This lot is comprised of 10 bottle(s) of 2011 Joh Jos Christoffel Erben Urziger Wurzgarten Riesling Spatlese - 750ml. Estimate for this lot is between $400 - $800 with a reserve of $200. The bottles in this lot come from collection 11434.
When this Niagara based consignor was training to be a chef, 40 years ago, his mentor invited him to a tasting where he tried a 1953 Remoissenet Clos de Reas. Enthralled by the complexity of the aromas and flavours he slowly started to build his own collection. Although he has wines from Bordeaux, Burgundy and California, he has a passion for Rieslings from the Mosel region and Sauternes. Most of his collection was purchased through LCBO/Vintages and the SAQ, with a small portion coming from Century Liquor in New York.
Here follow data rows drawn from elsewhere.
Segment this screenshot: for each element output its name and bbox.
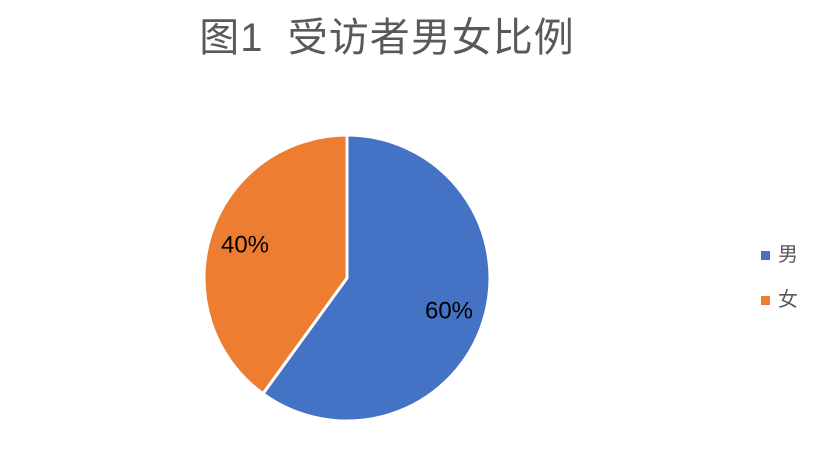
legend-swatch-icon	[761, 295, 770, 305]
data-label-女: 40%	[221, 231, 269, 258]
legend-swatch-icon	[761, 250, 770, 260]
pie-slice-女	[202, 133, 349, 396]
pie-slice-男	[261, 133, 492, 423]
legend: 男女	[761, 241, 798, 314]
legend-label: 男	[778, 244, 798, 266]
legend-item-女: 女	[761, 286, 798, 314]
legend-label: 女	[778, 289, 798, 311]
chart-title: 图1 受访者男女比例	[199, 16, 575, 60]
legend-item-男: 男	[761, 241, 798, 269]
data-label-男: 60%	[425, 298, 473, 325]
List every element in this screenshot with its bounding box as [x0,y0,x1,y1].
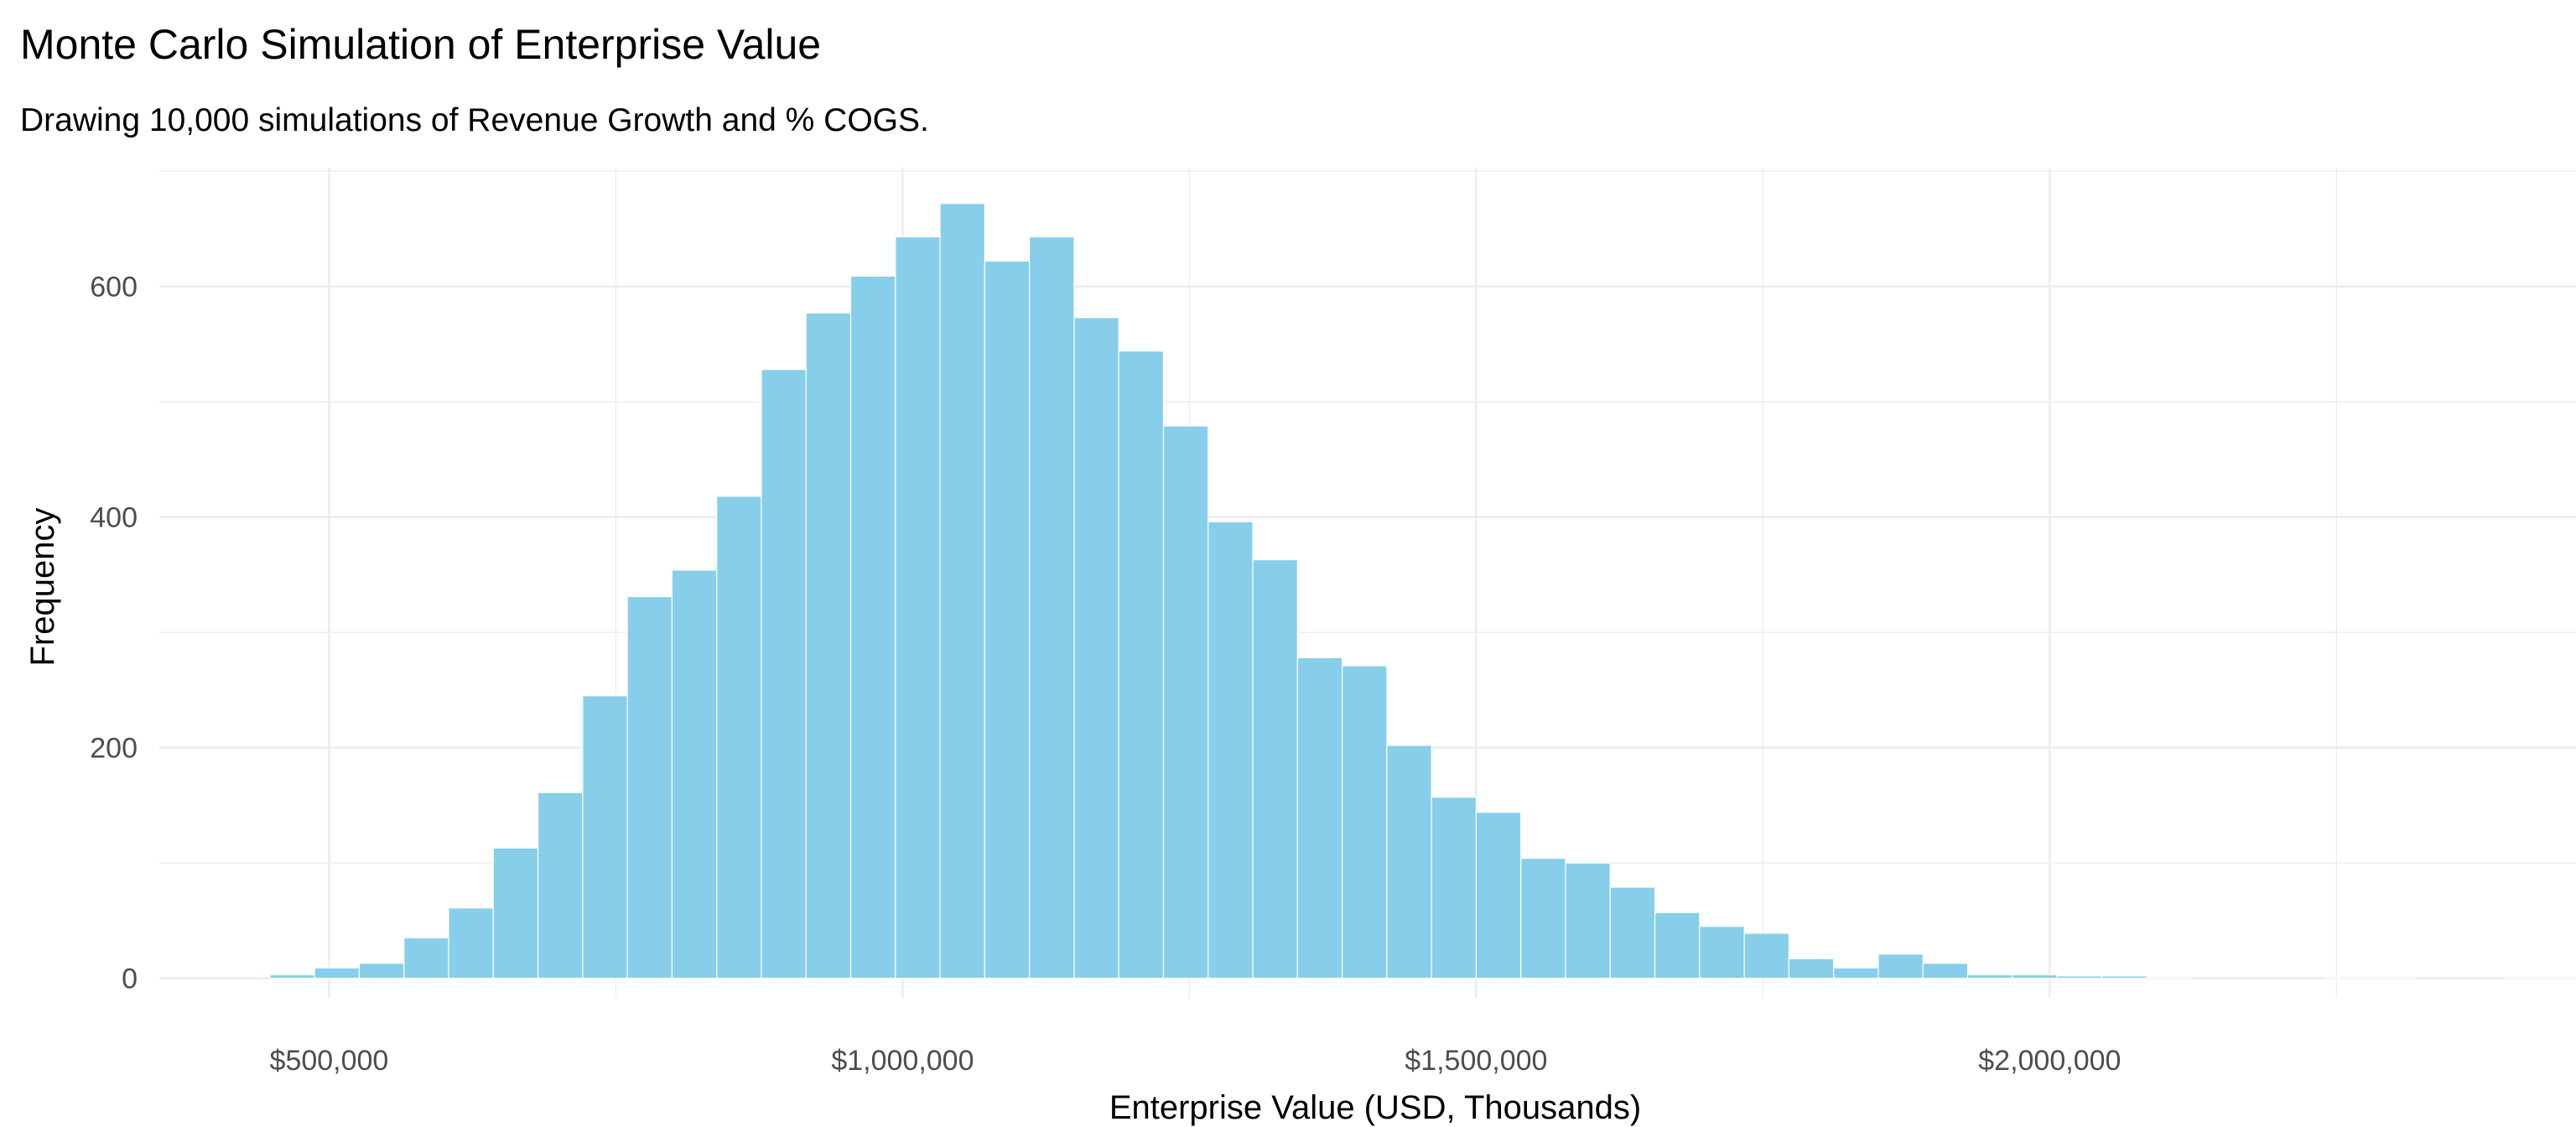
x-tick-label: $1,000,000 [831,1045,974,1077]
y-tick-label: 0 [122,963,138,995]
histogram-bar [671,569,718,979]
y-axis-title: Frequency [24,508,61,667]
histogram-bar [1073,317,1119,979]
histogram-bar [2146,976,2192,979]
histogram-bar [358,963,405,979]
histogram-bar [1743,932,1790,979]
x-axis-title: Enterprise Value (USD, Thousands) [1109,1089,1641,1126]
histogram-bar [2547,976,2576,979]
histogram-bar [984,260,1031,979]
histogram-bar [626,595,673,979]
histogram-bar [582,695,628,979]
histogram-bar [1833,967,1879,979]
histogram-bar [1162,425,1209,979]
histogram-bar [1252,558,1298,979]
histogram-bar [2369,976,2415,979]
y-axis-ticks: 0 200 400 600 [90,272,138,995]
histogram-bar [448,907,494,979]
x-tick-label: $1,500,000 [1405,1045,1547,1077]
histogram-bar [1788,958,1835,979]
histogram-bar [1208,521,1254,979]
histogram-bar [2101,975,2148,979]
histogram-bar [2324,976,2371,979]
histogram-bar [403,937,449,979]
histogram-bar [1699,926,1745,979]
histogram-bar [1431,797,1478,979]
histogram-bar [1654,911,1701,979]
histogram-bar [849,275,896,979]
histogram-bar [1922,963,1969,979]
histogram-bar [1296,657,1343,979]
histogram-bar [1609,886,1656,979]
chart-subtitle: Drawing 10,000 simulations of Revenue Gr… [20,102,929,138]
histogram-bar [2056,975,2102,979]
x-tick-label: $2,000,000 [1978,1045,2121,1077]
histogram-bar [1966,974,2013,979]
histogram-bar [939,203,985,979]
histogram-bar [1118,351,1165,979]
histogram-bar [537,792,584,979]
histogram-bar [761,369,807,979]
histogram-bar [314,967,361,979]
histogram-bar [1029,236,1075,979]
chart-title: Monte Carlo Simulation of Enterprise Val… [20,21,821,68]
histogram-bar [1475,812,1522,979]
histogram-bar [716,496,762,979]
histogram-bar [2012,974,2058,979]
histogram-bar [1386,745,1432,979]
x-axis-ticks: $500,000 $1,000,000 $1,500,000 $2,000,000 [270,1045,2122,1077]
histogram-bar [1342,665,1388,979]
histogram-bar [1877,953,1924,979]
histogram-bar [269,974,315,979]
histogram-bar [492,847,539,979]
histogram-bars [269,203,2576,979]
histogram-bar [1565,862,1611,979]
y-tick-label: 400 [90,502,138,534]
histogram-bar [1520,858,1566,979]
histogram-bar [805,312,852,979]
y-tick-label: 200 [90,733,138,765]
y-tick-label: 600 [90,272,138,304]
histogram-bar [2503,976,2549,979]
x-tick-label: $500,000 [270,1045,389,1077]
histogram-bar [895,236,941,979]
The sauternes were stored in a Vintage Keeper at 58 degrees and the rest were stored in a stone wall lined cellar, temperature and humidity controlled
The score for 2011 Joh Jos Christoffel Erben Urziger Wurzgarten Riesling Spatlese is 91 from Robert Parker and the tasting note - From what he describes as an ideally exposed south-facing parcel that holds moisture – and whence his 2011 Spatlese trocken was picked beforehand – Kajo Christoffel’s 2011 Urziger Wurzgarten Riesling Auslese features honeydew melon, kiwi, and limeade underlain by wet stone in a delicate, polished, luscious amalgam that both soothes and stimulates, and at even a mere 7% alcohol still harbors unexaggerated sweetness, finishing with a cut, clarity, and infectious juiciness rare for a wine from this site in this vintage. This may well acquire additional complexity with time in bottle and should drink well through at least 2030 (and no, that’s no misprint!). Veteran Karl-Josef “Kajo” Christoffel (for more about whose estate and methodology consult especially my report in issue 192) is, like the Merkelbachs, wont to bottle as Spatlese a wine that most other Mosel growers covered in my reports would have declared as Kabinett. But even allowing for that fact, the delicacy and low alcohol exhibited in his 2011 collection at all levels of dryness and Pradikat – allied to judicious, never exaggerated sweetness – must be in large part attributed to old vines and savvy viticulture, because it’s strikingly evident that Christoffel can get his fruit delectably ripe-tasting at must weights low by Middle Mosel standards. (If part of the “secret” is higher yields, then clearly achieving them is no vice!) The 2011 Auslesen were picked relatively late in Christoffel’s harvest, in the third week of October. It’s nice, incidentally, to see these wines receiving increased attention and praise in the German press, though I have to say that I find some of it to have gone overboard.